Venimos de ahí, exactamente de ahí, y el cine es un medio excelente para retratarlo. En aquel tiempo, principio de los 2000, mucha gente no creyó a Nevenka y la atacó severamente. Ella tuvo que salir de España, donde no encontró trabajo. Pero es que en 2011, Ismael Álvarez, ya expulsado del PP y con su propio partido, sacó once concejales en las elecciones municipales.

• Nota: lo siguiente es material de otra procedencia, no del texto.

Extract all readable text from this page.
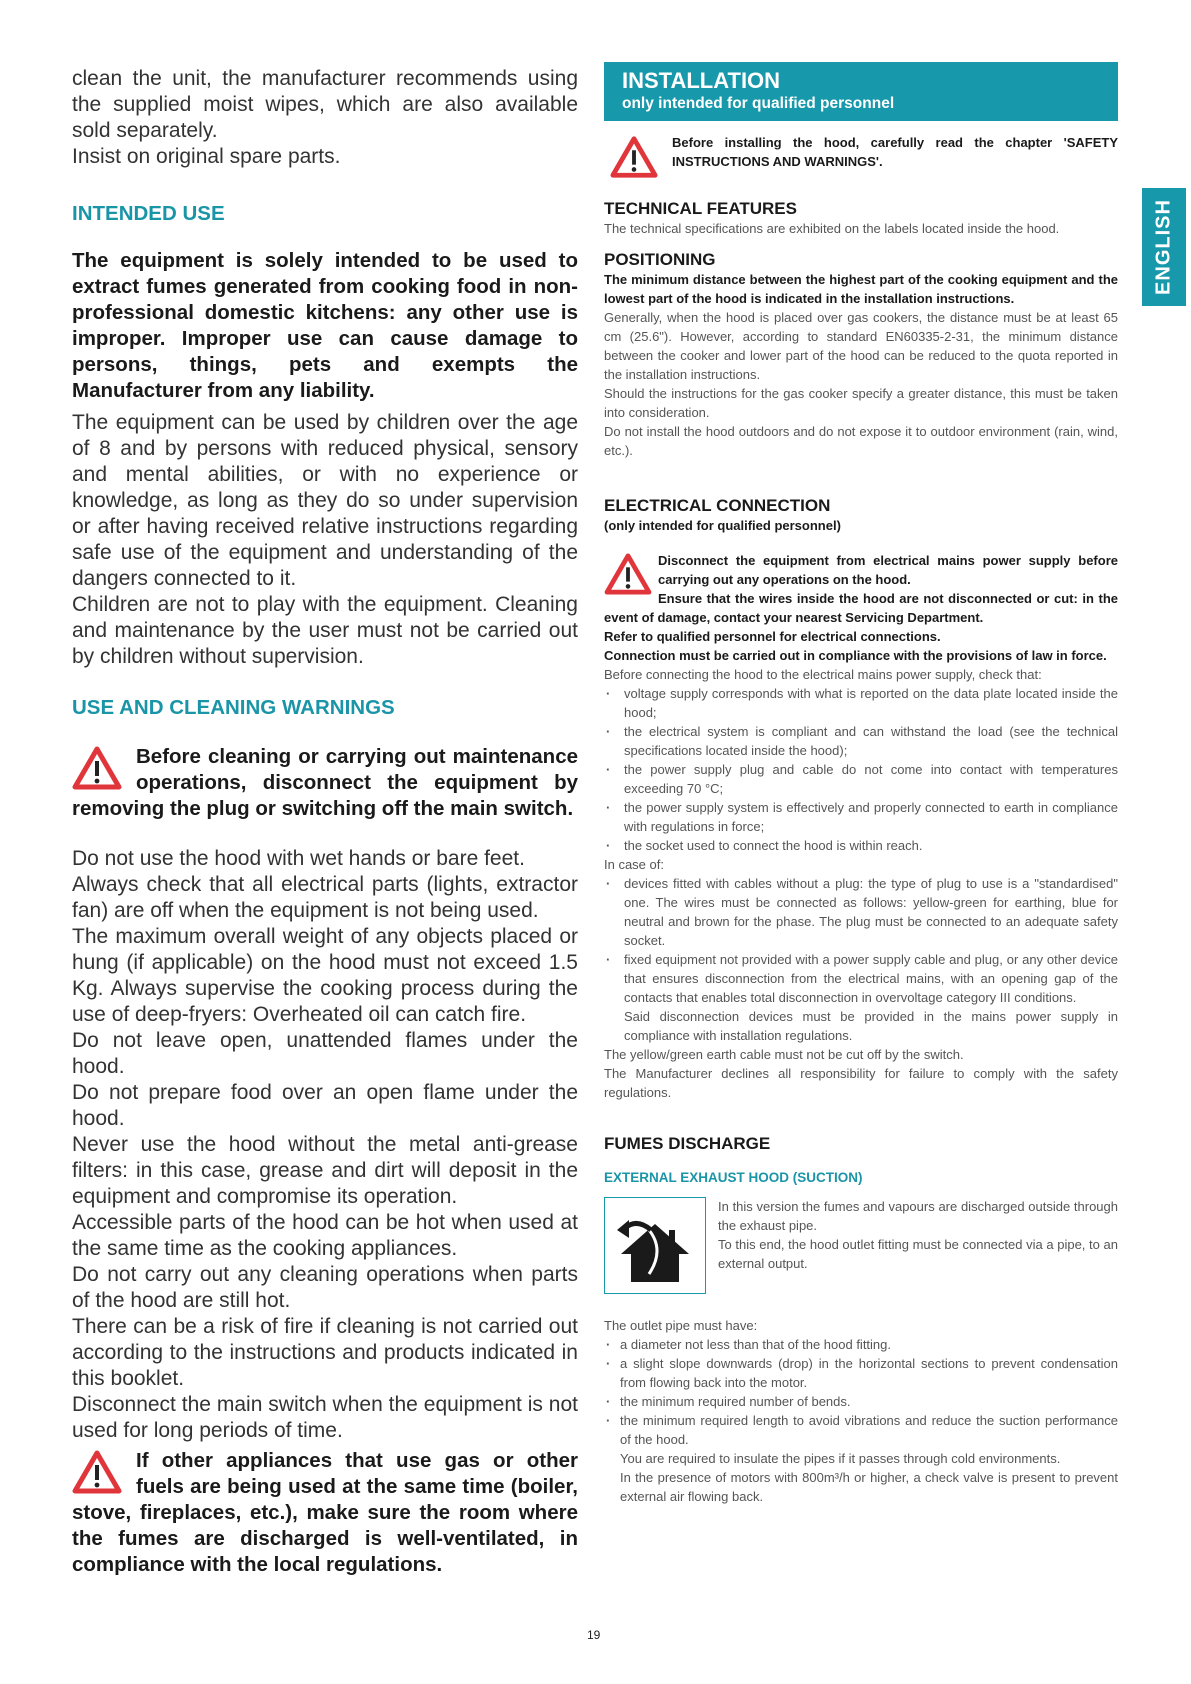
clean the unit, the manufacturer recommends using the supplied moist wipes, which are also available sold separately.

Insist on original spare parts.

INTENDED USE

The equipment is solely intended to be used to extract fumes generated from cooking food in non-professional domestic kitchens: any other use is improper. Improper use can cause damage to persons, things, pets and exempts the Manufacturer from any liability.

The equipment can be used by children over the age of 8 and by persons with reduced physical, sensory and mental abilities, or with no experience or knowledge, as long as they do so under supervision or after having received relative instructions regarding safe use of the equipment and understanding of the dangers connected to it.

Children are not to play with the equipment. Cleaning and maintenance by the user must not be carried out by children without supervision.

USE AND CLEANING WARNINGS

Before cleaning or carrying out maintenance operations, disconnect the equipment by removing the plug or switching off the main switch.

Do not use the hood with wet hands or bare feet.

Always check that all electrical parts (lights, extractor fan) are off when the equipment is not being used.

The maximum overall weight of any objects placed or hung (if applicable) on the hood must not exceed 1.5 Kg. Always supervise the cooking process during the use of deep-fryers: Overheated oil can catch fire.

Do not leave open, unattended flames under the hood.

Do not prepare food over an open flame under the hood.

Never use the hood without the metal anti-grease filters: in this case, grease and dirt will deposit in the equipment and compromise its operation.

Accessible parts of the hood can be hot when used at the same time as the cooking appliances.

Do not carry out any cleaning operations when parts of the hood are still hot.

There can be a risk of fire if cleaning is not carried out according to the instructions and products indicated in this booklet.

Disconnect the main switch when the equipment is not used for long periods of time.

If other appliances that use gas or other fuels are being used at the same time (boiler, stove, fireplaces, etc.), make sure the room where the fumes are discharged is well-ventilated, in compliance with the local regulations.

INSTALLATION
only intended for qualified personnel

Before installing the hood, carefully read the chapter 'SAFETY INSTRUCTIONS AND WARNINGS'.

TECHNICAL FEATURES

The technical specifications are exhibited on the labels located inside the hood.

POSITIONING

The minimum distance between the highest part of the cooking equipment and the lowest part of the hood is indicated in the installation instructions.

Generally, when the hood is placed over gas cookers, the distance must be at least 65 cm (25.6"). However, according to standard EN60335-2-31, the minimum distance between the cooker and lower part of the hood can be reduced to the quota reported in the installation instructions.

Should the instructions for the gas cooker specify a greater distance, this must be taken into consideration.

Do not install the hood outdoors and do not expose it to outdoor environment (rain, wind, etc.).

ELECTRICAL CONNECTION

(only intended for qualified personnel)

Disconnect the equipment from electrical mains power supply before carrying out any operations on the hood.

Ensure that the wires inside the hood are not disconnected or cut: in the event of damage, contact your nearest Servicing Department.

Refer to qualified personnel for electrical connections.

Connection must be carried out in compliance with the provisions of law in force.

Before connecting the hood to the electrical mains power supply, check that:

· voltage supply corresponds with what is reported on the data plate located inside the hood;
· the electrical system is compliant and can withstand the load (see the technical specifications located inside the hood);
· the power supply plug and cable do not come into contact with temperatures exceeding 70 °C;
· the power supply system is effectively and properly connected to earth in compliance with regulations in force;
· the socket used to connect the hood is within reach.

In case of:

· devices fitted with cables without a plug: the type of plug to use is a "standardised" one. The wires must be connected as follows: yellow-green for earthing, blue for neutral and brown for the phase. The plug must be connected to an adequate safety socket.
· fixed equipment not provided with a power supply cable and plug, or any other device that ensures disconnection from the electrical mains, with an opening gap of the contacts that enables total disconnection in overvoltage category III conditions.

Said disconnection devices must be provided in the mains power supply in compliance with installation regulations.

The yellow/green earth cable must not be cut off by the switch.

The Manufacturer declines all responsibility for failure to comply with the safety regulations.

FUMES DISCHARGE

EXTERNAL EXHAUST HOOD (SUCTION)

In this version the fumes and vapours are discharged outside through the exhaust pipe.

To this end, the hood outlet fitting must be connected via a pipe, to an external output.

The outlet pipe must have:

· a diameter not less than that of the hood fitting.
· a slight slope downwards (drop) in the horizontal sections to prevent condensation from flowing back into the motor.
· the minimum required number of bends.
· the minimum required length to avoid vibrations and reduce the suction performance of the hood.

You are required to insulate the pipes if it passes through cold environments.

In the presence of motors with 800m³/h or higher, a check valve is present to prevent external air flowing back.

ENGLISH
19
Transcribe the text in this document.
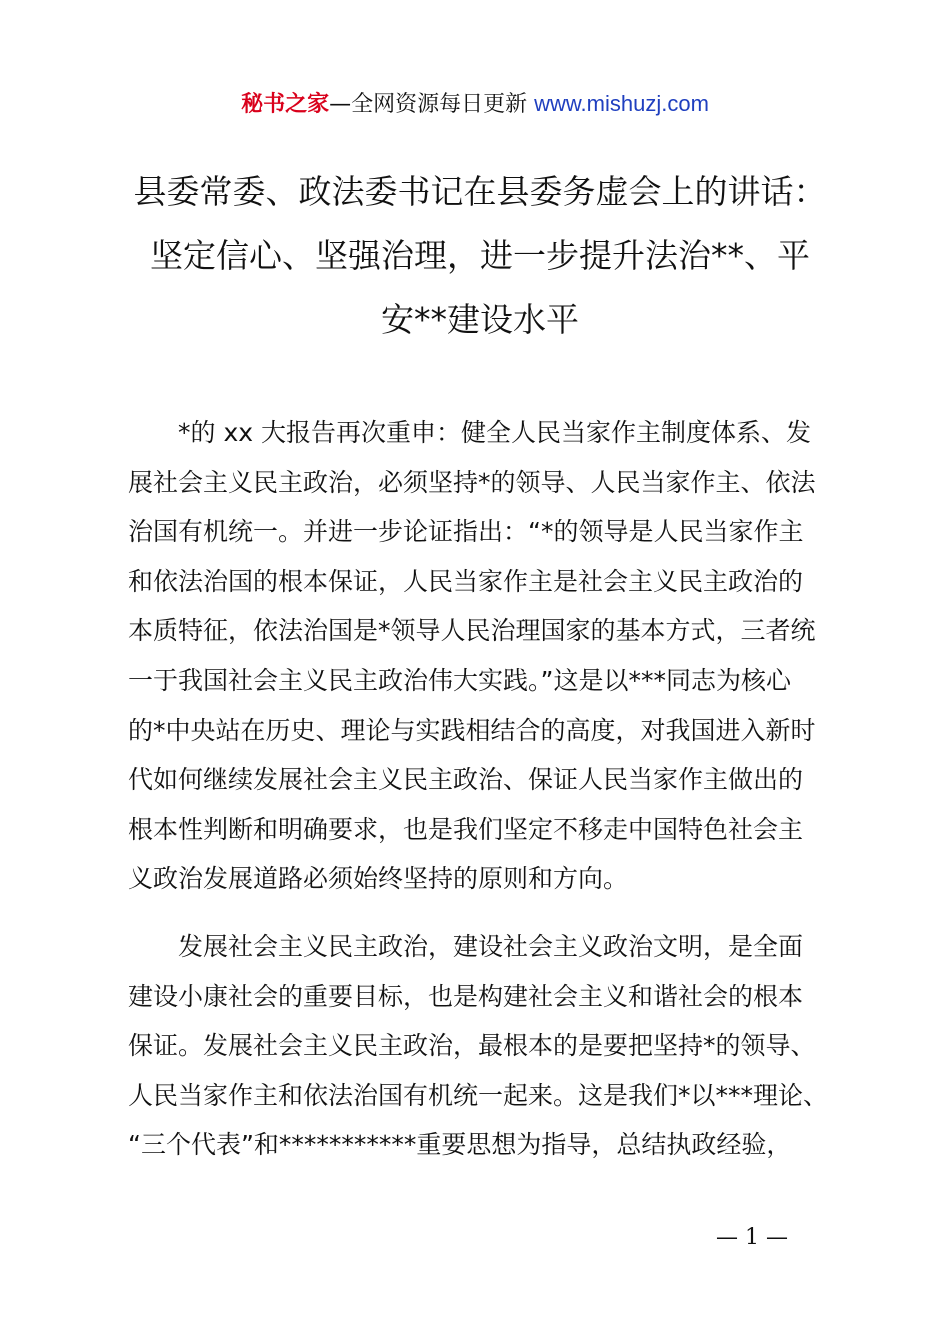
秘书之家—全网资源每日更新 www.mishuzj.com
县委常委、政法委书记在县委务虚会上的讲话：
坚定信心、坚强治理，进一步提升法治**、平
安**建设水平
　　*的 xx 大报告再次重申：健全人民当家作主制度体系、发
展社会主义民主政治，必须坚持*的领导、人民当家作主、依法
治国有机统一。并进一步论证指出：“*的领导是人民当家作主
和依法治国的根本保证，人民当家作主是社会主义民主政治的
本质特征，依法治国是*领导人民治理国家的基本方式，三者统
一于我国社会主义民主政治伟大实践。”这是以***同志为核心
的*中央站在历史、理论与实践相结合的高度，对我国进入新时
代如何继续发展社会主义民主政治、保证人民当家作主做出的
根本性判断和明确要求，也是我们坚定不移走中国特色社会主
义政治发展道路必须始终坚持的原则和方向。
　　发展社会主义民主政治，建设社会主义政治文明，是全面
建设小康社会的重要目标，也是构建社会主义和谐社会的根本
保证。发展社会主义民主政治，最根本的是要把坚持*的领导、
人民当家作主和依法治国有机统一起来。这是我们*以***理论、
“三个代表”和***********重要思想为指导，总结执政经验，
— 1 —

Y, más reciente aún, el ayuntamiento de Ponferrada no contestó a la petición del equipo de la película de rodar el filme en sus calles. España ha cambiado en materia de igualdad, pero tenemos, sin duda, mucho que avanzar. También por eso seguido la necesitando películas como esta.
La película también muestra que hubo gente buena que ayudó a Nevenka, personas que se pusieron de su lado e estuvieron en el lado correcto de la historia, como su actual pareja, Lucas (Roberto Gómez) o como Charo Velasco (Lucía Veiga), la concejal del PSOE, líder de la oposición, que renunció a hacer política con este tema y apoyó a Nevenka Fernández. También se retrata a gente con actitudes execrables como el fiscal del caso, José Luis García Ancos, que le hizo preguntas impresentables con un tono inquisitorial a la víctima, como si fuera la acusada.
La película aporta algo distinto al documental sobre este caso que estrenó hace unos años Ana Pastor, y que sin duda también es muy notable y ayudó y recordar aquella tremenda historia. Icíar Bollaín firma una película sensible que hace justicia, con buen pulso narrativo y con la función del cine social de trascender también el caso concreto que aborda para mostrar las costuras de una sociedad y un tiempo.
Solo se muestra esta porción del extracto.